Standardized testing should be eliminated because it wastes students time, creates unnecessary stress, and is not useful for students' futures.
Dear Future President,
"Only use a #2 pencil," "Be sure to write all your answers in the answer booklet," "fill in each bubble completely, and make a dark mark." If you were to ask any student who has taken a standardized test in their lifetime, they would be able to tell you that these phrases are just a small portion of the rules and regulations that a student hears before beginning a standardized test. Students in our country spend an absurd amount of time taking standardized tests. Last year alone, I spent countless hours sitting in a classroom bubbling in answers and writing open responses on standardized tests. Some of these tests included both the English and Math MCAS, and the PSAT. Considering how many hours kids spend taking standardized tests, it is obvious that these valuable hours could be dedicated to other things. Overall, I believe standardized tests should be eliminated because they waste time, cause stress, and are not useful for students futures.
To begin, standardized testing wastes a lot of time. Students are only at school for a certain amount of time each school year, and every hour spent in school is valuable learning time. The average standardized test takes about 3 hours to complete, and this doesn't include time spent listening to rules or writing your name and your schools name on the test and answer booklets. According to a comprehensive study done by the Council of the Great City Schools, students spend 20-25 hours each school year taking standardized tests, not to mention the average amount of 112 mandatory standardized tests students take between PreK and 12th grade. These hours are time that students could be learning valuable life skills, or taking other classes that spark creativity, such as art or music. While the actual taking of the test wastes time, preparing for the test wastes even more. On average, a month and a half is spent preparing students for standardized tests. This is time that could, again, be spent teaching students other topics that will actually be used later in their lives.

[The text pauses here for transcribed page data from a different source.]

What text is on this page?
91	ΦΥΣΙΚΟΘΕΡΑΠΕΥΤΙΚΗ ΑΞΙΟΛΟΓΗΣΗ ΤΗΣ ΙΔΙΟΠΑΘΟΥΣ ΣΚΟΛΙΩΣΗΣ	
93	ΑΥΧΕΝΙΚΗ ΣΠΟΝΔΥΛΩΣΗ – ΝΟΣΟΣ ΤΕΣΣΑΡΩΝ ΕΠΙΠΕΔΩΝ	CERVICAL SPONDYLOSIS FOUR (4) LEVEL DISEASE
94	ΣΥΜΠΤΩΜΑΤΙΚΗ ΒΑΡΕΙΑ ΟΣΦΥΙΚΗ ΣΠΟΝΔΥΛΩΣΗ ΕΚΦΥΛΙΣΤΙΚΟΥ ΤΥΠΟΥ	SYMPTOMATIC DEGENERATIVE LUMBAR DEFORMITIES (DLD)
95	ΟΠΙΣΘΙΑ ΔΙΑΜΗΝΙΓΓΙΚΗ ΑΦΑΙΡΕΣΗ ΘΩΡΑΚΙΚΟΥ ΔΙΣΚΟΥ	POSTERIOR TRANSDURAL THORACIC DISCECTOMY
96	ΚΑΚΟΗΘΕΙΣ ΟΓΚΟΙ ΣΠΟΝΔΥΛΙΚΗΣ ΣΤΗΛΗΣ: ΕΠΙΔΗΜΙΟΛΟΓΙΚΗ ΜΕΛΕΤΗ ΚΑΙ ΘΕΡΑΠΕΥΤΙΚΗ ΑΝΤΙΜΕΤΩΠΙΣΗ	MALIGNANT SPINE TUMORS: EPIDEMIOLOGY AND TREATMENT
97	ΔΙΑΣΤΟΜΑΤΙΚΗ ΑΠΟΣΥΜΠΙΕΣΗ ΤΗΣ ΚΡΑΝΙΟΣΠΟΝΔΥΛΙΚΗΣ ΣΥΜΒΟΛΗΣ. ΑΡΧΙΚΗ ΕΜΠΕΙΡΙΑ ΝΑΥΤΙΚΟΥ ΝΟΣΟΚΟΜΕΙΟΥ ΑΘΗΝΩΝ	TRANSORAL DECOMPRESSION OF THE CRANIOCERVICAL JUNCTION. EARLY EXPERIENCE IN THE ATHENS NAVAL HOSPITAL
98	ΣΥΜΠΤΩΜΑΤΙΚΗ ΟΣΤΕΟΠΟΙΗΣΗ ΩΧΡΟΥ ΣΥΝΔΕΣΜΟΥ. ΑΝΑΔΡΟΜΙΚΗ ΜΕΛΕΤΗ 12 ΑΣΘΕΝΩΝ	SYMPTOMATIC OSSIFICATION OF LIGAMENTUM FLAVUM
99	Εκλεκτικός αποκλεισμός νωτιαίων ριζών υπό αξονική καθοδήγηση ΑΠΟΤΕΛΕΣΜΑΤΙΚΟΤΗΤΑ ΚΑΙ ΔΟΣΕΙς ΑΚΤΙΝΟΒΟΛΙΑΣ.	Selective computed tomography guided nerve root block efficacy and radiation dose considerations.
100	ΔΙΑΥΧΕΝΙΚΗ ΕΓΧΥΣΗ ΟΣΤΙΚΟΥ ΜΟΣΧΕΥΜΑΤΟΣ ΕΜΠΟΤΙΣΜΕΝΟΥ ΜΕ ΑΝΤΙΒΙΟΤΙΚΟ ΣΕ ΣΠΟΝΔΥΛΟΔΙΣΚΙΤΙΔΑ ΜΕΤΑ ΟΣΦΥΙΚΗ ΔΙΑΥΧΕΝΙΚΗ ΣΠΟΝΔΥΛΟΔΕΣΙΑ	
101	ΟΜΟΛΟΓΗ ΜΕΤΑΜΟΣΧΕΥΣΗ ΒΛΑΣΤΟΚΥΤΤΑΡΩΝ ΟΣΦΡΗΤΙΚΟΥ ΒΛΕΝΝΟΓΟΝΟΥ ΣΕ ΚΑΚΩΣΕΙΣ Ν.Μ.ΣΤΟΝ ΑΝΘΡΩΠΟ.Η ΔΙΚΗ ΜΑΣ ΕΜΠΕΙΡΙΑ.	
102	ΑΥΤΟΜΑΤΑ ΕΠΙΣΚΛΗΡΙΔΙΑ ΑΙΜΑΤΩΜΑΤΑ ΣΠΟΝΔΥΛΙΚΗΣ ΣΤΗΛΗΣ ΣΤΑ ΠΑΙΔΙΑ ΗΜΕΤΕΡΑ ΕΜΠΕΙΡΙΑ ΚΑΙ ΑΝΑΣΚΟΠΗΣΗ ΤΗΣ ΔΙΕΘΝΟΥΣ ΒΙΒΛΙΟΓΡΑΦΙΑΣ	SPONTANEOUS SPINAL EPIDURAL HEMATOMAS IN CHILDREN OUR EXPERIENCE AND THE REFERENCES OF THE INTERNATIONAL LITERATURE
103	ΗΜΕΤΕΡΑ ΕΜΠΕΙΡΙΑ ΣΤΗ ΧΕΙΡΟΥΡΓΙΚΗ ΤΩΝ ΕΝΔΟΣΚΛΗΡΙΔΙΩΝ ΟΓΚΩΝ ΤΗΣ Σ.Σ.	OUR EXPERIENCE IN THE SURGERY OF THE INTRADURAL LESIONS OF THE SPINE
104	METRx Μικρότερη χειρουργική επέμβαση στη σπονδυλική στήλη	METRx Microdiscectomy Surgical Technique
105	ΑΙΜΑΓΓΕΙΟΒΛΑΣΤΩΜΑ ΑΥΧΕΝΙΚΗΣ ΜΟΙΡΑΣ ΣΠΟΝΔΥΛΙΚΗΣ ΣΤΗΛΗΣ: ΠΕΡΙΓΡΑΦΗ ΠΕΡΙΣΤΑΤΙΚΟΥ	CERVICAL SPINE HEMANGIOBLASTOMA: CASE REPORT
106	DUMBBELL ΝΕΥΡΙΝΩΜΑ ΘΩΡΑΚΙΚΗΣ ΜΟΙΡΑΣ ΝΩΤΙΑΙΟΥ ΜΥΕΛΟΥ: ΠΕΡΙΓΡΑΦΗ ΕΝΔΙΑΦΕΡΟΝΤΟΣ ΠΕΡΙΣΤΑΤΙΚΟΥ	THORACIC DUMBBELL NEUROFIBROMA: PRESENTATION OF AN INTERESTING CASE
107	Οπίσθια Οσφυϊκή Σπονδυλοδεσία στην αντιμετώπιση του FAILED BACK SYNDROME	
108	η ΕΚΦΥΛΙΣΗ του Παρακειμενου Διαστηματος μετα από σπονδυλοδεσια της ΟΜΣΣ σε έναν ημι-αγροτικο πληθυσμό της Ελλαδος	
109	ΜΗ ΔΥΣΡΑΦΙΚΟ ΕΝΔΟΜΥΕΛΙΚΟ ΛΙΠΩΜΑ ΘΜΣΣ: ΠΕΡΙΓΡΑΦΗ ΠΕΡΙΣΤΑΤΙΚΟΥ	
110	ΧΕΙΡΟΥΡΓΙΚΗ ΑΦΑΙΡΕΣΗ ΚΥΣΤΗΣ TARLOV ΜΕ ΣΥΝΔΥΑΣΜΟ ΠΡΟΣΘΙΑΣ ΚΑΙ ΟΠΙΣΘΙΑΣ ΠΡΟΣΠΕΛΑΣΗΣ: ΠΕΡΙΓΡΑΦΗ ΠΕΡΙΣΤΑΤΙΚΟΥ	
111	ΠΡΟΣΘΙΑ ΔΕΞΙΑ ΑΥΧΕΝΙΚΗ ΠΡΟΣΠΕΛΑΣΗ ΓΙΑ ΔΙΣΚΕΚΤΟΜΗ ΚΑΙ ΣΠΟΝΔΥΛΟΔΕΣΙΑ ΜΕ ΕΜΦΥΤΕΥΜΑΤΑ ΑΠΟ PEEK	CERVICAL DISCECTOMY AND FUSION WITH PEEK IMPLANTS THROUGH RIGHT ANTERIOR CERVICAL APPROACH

Secondly, standardized testing also creates a lot of stress for students. Even though standardized testing scores are not factored into a students report card grades, standardized tests, at least in my state, determine whether or not you "pass" the grade in which you took the test. Failing the 10th grade MCAS will make you ineligible for graduation, until you retake the test and receive a passing score. Knowing that a failing score will result in high school students not being to graduate, will obviously create stress for these test takers. High school students are not the only ones stressed about standardized testing. In my state, students as young as third grade are required to take MCAS. Since so much time is spend preparing for these tests, especially in elementary school, students become stressed about the test, worrying that they will not understand the material, or the format of the test. This added stress is unnecessary to put on students, and can easily be removed with the elimination of standardized testing.
Lastly, standardized tests are not useful for students futures. When's the last time you heard of someone getting into an Ivy League school because they had really good MCAS scores? While MCAS scores are helpful for teachers and school districts to see how they rank based on others in their state, these scores are not helpful for individual students, who are the ones putting in the time to prepare for, and actually take the tests. Also, these scores don't always reflect student growth and achievement because the tests are very specific, and do not cover a wide range of topics. Overall, I believe standardized testing wastes our time, creates unnecessary stress, and is not useful for our futures. I believe that, with your help, we can eliminate standardized testing, gain back our wasted time, relieve our stress, take control of our futures, and, most importantly, make learning much more than just bubbling in a correct answer, with a #2 pencil of course.
Thank you for reading. I hope you take into consideration the many problems that standardized testing causes.